Hugging Face Transformer models compatible with the SMP tensor parallelism Configure tensor parallelism Saving and loading Hugging Face Transformer checkpoints

Tensor parallelism

Tensor parallelism is a type of model parallelism in which specific model weights, gradients, and optimizer states are split across devices. In contrast to pipeline parallelism, which keeps individual weights intact but partitions the set of weights, gradients, or optimizer across devices, tensor parallelism shards individual weights. This typically involves distributed computation of specific operations, modules, or layers of the model.

Tensor parallelism is required in cases in which a single parameter consumes most of the GPU memory (such as large embedding tables with a large vocabulary size or a large softmax layer with a large number of classes). In this case, treating this large tensor or operation as an atomic unit is inefficient and impedes balance of the memory load.

SMP v2 integrates with Transformer Engine for the implementation for tensor parallelism, and runs on top of PyTorch FSDP APIs.

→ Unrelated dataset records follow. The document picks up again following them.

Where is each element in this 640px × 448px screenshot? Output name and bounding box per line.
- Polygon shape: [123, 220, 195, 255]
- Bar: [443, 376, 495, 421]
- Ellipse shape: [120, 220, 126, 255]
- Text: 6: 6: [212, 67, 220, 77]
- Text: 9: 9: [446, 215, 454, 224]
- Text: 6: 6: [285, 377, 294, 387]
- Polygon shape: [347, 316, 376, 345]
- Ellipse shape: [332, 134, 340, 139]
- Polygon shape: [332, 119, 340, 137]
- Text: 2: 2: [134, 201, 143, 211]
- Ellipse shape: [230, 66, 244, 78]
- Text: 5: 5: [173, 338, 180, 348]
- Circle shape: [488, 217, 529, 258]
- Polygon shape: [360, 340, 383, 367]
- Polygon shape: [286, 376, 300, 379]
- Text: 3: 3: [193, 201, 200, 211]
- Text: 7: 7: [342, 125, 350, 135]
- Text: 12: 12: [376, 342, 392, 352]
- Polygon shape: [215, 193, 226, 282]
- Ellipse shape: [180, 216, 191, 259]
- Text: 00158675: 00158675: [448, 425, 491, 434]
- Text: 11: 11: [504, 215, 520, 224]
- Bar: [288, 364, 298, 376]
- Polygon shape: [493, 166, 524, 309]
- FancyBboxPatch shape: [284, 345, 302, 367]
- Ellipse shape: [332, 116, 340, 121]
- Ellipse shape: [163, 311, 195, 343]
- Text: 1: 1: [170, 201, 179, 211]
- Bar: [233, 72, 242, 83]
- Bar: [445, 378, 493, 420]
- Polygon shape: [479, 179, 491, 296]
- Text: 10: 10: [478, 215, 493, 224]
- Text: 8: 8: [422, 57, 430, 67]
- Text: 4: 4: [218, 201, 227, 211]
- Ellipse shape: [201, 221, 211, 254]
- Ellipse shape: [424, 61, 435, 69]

You can enable PyTorch FSDP and SMP tensor parallelism simultaneously, and determine the best model parallelism for best performance.

In practice, tensor parallelism is especially helpful in the following scenarios.

When training with long context lengths as that leads to high activation memory with FSDP alone.
When training with really large clusters on which the global batch size exceeds desired limits.

Hugging Face Transformer models compatible with the SMP tensor parallelism

SMP v2 currently offers tensor parallelism support for the following Hugging Face transformer models.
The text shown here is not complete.